You are the ideal healthcare professional to teach families (and colleagues) about human lactation.
The IBLCE Scope of Practice, “encompassing the activities for which IBCLCs are educated and in which they are authorized to engage” (from the preamble; full IBLCE SOP at http://www.iblce.org/upload/downloads/ScopeOfPractice.pdf) anticipates that as allied health care providers we will advocate for the baby, the mother and the breastfeeding relationship. It describes IBCLCs as having “specialized knowledge and clinical expertise in breastfeeding and human lactation.” It describes the IBCLC duty to offer evidence-based information to help mothers meet their breastfeeding goals, and the duty to educate families and healthcare professionals about breastfeeding and human lactation. Your ethical responsibility to inform, advocate, and educate is bolstered by the IBLCE Code of Ethics requiring, at tenet 11, that the IBCLC “provide sufficient information to enable clients to make informed decisions” (http://www.iblce.org/upload/downloads/CodeOfEthics.pdf).
All health institutions and health care providers should support and assist breastfeeding families. In the United States, advocating for breastfeeding as a public health imperative has received significant boosts from highly esteemed entities. The U.S. Surgeon General’s Call to Action to Support Breastfeeding asks all health care providers, their institutions, employers, families and communities-at-large to support breastfeeding mothers. (http://www.surgeongeneral.gov/topics/breastfeeding/calltoactiontosupportbreastfeeding.pdf). This powerful document comes from the US federal government, but its call to action by the community at large is universal, and the concepts are applicable worldwide.
The Centers for Disease Control recently issued their report concluding that US hospitals have a fairly dismal record when it comes to breastfeeding supportive practices. http://www.cdc.gov/vitalsigns/Breastfeeding/index.html. And yet, the Joint Commission, which accredits hospitals in the US, now looks at exclusive breastmilk feeding as part of the Perinatal Care core measure set. Because breastfeeding is the biologic norm, any (unexplained) deviation from it is seen as a deviation from best practices. The United States Breastfeeding Committee has a toolkit to assist in the explanation and implementation of these core measures (http://www.usbreastfeeding.org/Portals/0/Publications/Implementing-TJC-Measure-EBMF-2010-USBC.pdf).
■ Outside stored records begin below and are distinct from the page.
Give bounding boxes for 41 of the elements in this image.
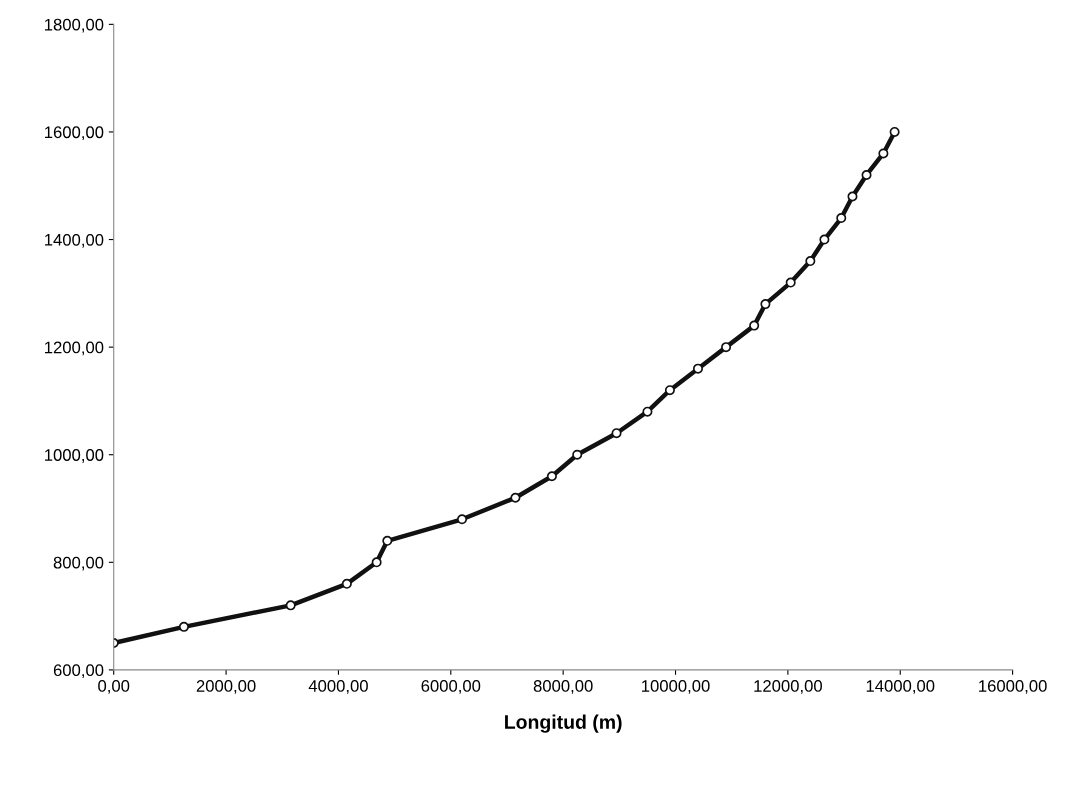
point [457,514,468,525]
x-tick-label: 12000,00 [754,680,822,694]
point [847,191,858,202]
point [836,213,847,224]
point [341,578,352,589]
x-axis-title: Longitud (m) [505,714,622,733]
x-tick-label: 0,00 [98,680,130,694]
x-tick-label: 6000,00 [421,680,481,694]
x-tick-label: 14000,00 [866,680,935,694]
point [819,234,830,245]
y-tick-label: 600,00 [53,664,104,679]
point [285,600,296,611]
y-tick-label: 800,00 [53,556,104,571]
x-tick-label: 2000,00 [196,680,256,694]
point [510,492,521,503]
point [382,535,393,546]
x-tick-label: 4000,00 [308,680,368,694]
y-tick-label: 1000,00 [45,449,104,463]
point [546,471,557,482]
point [749,320,760,331]
point [721,342,732,353]
point [692,363,703,374]
point [664,385,675,396]
x-tick-label: 10000,00 [642,680,710,694]
x-tick-label: 8000,00 [533,680,593,694]
point [785,277,796,288]
point [889,126,900,137]
point [611,428,622,439]
point [861,169,872,180]
point [878,148,889,159]
point [371,557,382,568]
y-tick-label: 1600,00 [45,126,104,141]
point [760,299,771,310]
point [178,621,189,632]
y-tick-label: 1800,00 [45,18,104,33]
x-tick-label: 16000,00 [979,680,1047,694]
y-tick-label: 1200,00 [45,341,104,356]
point [805,256,816,267]
y-tick-label: 1400,00 [45,233,104,248]
point [642,406,653,417]
point [572,449,583,460]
IBCLCs are specialists in a field that crosses several disciplines. Our colleagues are not subject- matter-immersed in breastfeeding, as we are. Use the meeting with your managers as your “toe in the door” to educate them: breastfeeding is the biologic norm and a public health imperative; hospitals can and should do a better job to support their breastfeeding patients, and this is a significant core measure that Joint Commission inspectors will be evaluating. And it is what the family wants and needs, to boot.
Liz Brooks JD IBCLC FILCA
Liz Brooks is a lawyer, private practice lactation consultant and international speaker on legal and ethical matters affecting IBCLCs.